Mehmet Uzun dilin, insanın nice araçlarından yanlızca biri olmadığını; tersine varolanın açıklığında, yer alma olanağını, ancak dil bağışladığını, ancak dil olan yerde dünyanın var olabileceğini, yani, sevginin, aşkin, özgürlüğün, üretimin, eylem ve sorumluluğun ancak, bununla var olabileceğini ve dil ile anlam ifade ettiğinin bilincine varmıştı. O, kürtçe ile bir dünya kurdu ve zor olanı yapmaya çalıştı. Sanki, “Mars gezegenine ulaşmak, insanın kendi kendine ulaşmasından daha kolay olduğunu” söyler gibi o, kürt dilinin, ruhsal çekirdeğini, benlik sürecinin iç merkeziyle olan bağının kaynaklık ettiği, kürt kültürel iklimini, bir botanikçi gibi, bir seyyah gibi, uzun yillar üzerinde çalıştı. Bir edebiyatçı olarak o, sadece gerçekle yetinen biri değildi.

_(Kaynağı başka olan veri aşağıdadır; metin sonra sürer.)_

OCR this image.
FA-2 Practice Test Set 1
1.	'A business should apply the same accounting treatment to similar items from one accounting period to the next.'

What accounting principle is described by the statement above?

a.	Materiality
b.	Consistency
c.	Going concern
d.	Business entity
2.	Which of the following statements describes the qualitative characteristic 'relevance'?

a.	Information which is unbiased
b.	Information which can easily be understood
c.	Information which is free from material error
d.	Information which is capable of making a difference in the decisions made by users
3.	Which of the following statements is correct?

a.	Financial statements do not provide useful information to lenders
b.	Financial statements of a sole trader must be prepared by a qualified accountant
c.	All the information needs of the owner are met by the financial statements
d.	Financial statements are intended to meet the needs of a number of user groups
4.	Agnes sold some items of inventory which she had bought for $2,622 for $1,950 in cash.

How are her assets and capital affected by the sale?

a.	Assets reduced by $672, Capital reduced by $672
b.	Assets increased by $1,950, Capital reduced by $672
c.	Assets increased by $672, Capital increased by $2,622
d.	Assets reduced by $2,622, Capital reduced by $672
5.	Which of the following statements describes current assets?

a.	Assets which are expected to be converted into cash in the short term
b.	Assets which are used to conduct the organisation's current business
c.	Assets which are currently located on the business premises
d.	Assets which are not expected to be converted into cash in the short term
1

O, bütün var olanlara ait olmaya tanıklık, tarih olarak gerçekleştiğini biliyordu. Tarihin mümkün olabilmesi için de, dilin mülklerin en değerlisi olduğunu eserleriyle, tekrar kürtlere geri verdi.
Mehmet Uzun, kürtlerin ruhunu arıyordu. Halkının dilini, ne için ve nasıl diriltilmesine çabalıyordu. En önemlisi o, kürt mitolojisinden hareketle, kürt insanın ruhunun labirent patikalarıyle, erişilmez zirveleriyle, karanlık ve geçilmez vadileriyle, yaylalarıyla, mevsimleriyle, aci, sevinc ve kederleriyle bağlar kurabildi. Bütün bunları kürtçe ile en güzel en latif en şirin bir biçimde sunabildi. Sen, en “tehlikeli” ve en değerli mülkün sahibi, en mahsum ugraşın cefakarı, yerin cennet, ruhun şad olsun.

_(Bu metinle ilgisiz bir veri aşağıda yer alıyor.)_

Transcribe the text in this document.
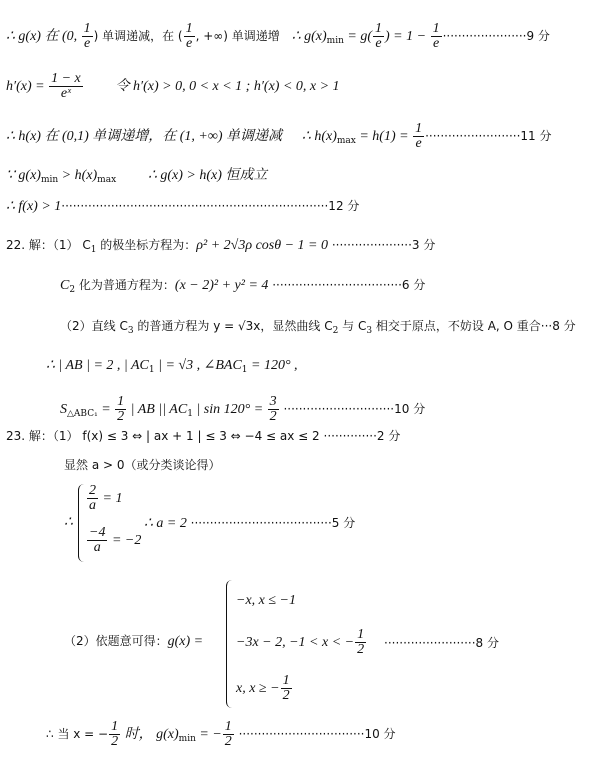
∴ g(x) 在 (0, $\frac{1}{e}$ ) 单调递减，在 ( $\frac{1}{e}$ , +∞) 单调递增 ∴ $g(x)_{min} = g( \frac{1}{e}$ ) = $1 - \frac{1}{e} \cdot\cdot\cdot\cdot\cdot\cdot\cdot\cdot\cdot\cdot\cdot\cdot\cdot\cdot\cdot\cdot\cdot\cdot\cdot\cdot\cdot\cdot 9$ 分
$h'(x) = \frac{1 - x}{\text{eˣ}}$ 令 h′(x) > 0, 0 < x < 1 ; h′(x) < 0, x > 1
∴ h(x) 在 (0,1) 单调递增，在 (1, +∞) 单调递减 ∴ $h(x)_{max} = h(1) = \frac{1}{e} \cdot\cdot\cdot\cdot\cdot\cdot\cdot\cdot\cdot\cdot\cdot\cdot\cdot\cdot\cdot\cdot\cdot\cdot\cdot\cdot\cdot\cdot\cdot\cdot\cdot 11$ 分
∵ $g(x)_{min} > h(x)_{max}$ ∴ g(x) > h(x) 恒成立
∴ f(x) > 1······································································12 分
22. 解：（1） $C_1$ 的极坐标方程为：ρ² + 2√3ρ cosθ − 1 = 0 ·····················3 分
$C_2$ 化为普通方程为：(x − 2)² + y² = 4 ··································6 分
（2）直线 $C_3$ 的普通方程为 y = √3x，显然曲线 $C_2$ 与 $C_3$ 相交于原点，不妨设 A, O 重合···8 分
∴ | AB | = 2 , | $AC_1$ | = √3 , $\angle BAC_1 = 120^\circ$ ,
$S_{\triangle ABC_1} = \frac{1}{2}$ | AB || $AC_1$ | $\sin 120^\circ = \frac{3}{2} \cdot\cdot\cdot\cdot\cdot\cdot\cdot\cdot\cdot\cdot\cdot\cdot\cdot\cdot\cdot\cdot\cdot\cdot\cdot\cdot\cdot\cdot\cdot\cdot\cdot\cdot\cdot\cdot\cdot 10$ 分
23. 解：（1） f(x) ≤ 3 ⇔ | ax + 1 | ≤ 3 ⇔ −4 ≤ ax ≤ 2 ··············2 分
显然 a > 0（或分类谈论得）
∴
$\frac{2}{a} = 1$
$\frac{-4}{a} = -2$
∴ a = 2 ·····································5 分
（2）依题意可得：g(x) =
−x, x ≤ −1
−3x − 2, −1 < x < − $\frac{1}{2}$
x, x ≥ − $\frac{1}{2}$
························8 分
∴ 当 x = − $\frac{1}{2}$ 时， $g(x)_{min}$ = − $\frac{1}{2} \cdot\cdot\cdot\cdot\cdot\cdot\cdot\cdot\cdot\cdot\cdot\cdot\cdot\cdot\cdot\cdot\cdot\cdot\cdot\cdot\cdot\cdot\cdot\cdot\cdot\cdot\cdot\cdot\cdot\cdot\cdot\cdot\cdot 10$ 分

Oysa, her zaman ölüm bizimle, yani başımızda duruyor.“Xwedê kengê wê, êmanetê xwe ji me bistine em nizanin” (Allah emanetini bizden ne zaman alacağını bilmeyiz). Önemli olan ondan, ne zaman kaçıp kurtulmamız değil, inandığımız inançlarımız için elimizden gelenin azamisini yapıp yapmadığımızdır. Eğer en başta bir amacın hizmetkarı değilsek, aşkın, hakkın, adaletin ve özgürlüğün sevdalısı değilsek, yer yüzünde bir hiçiz demektir.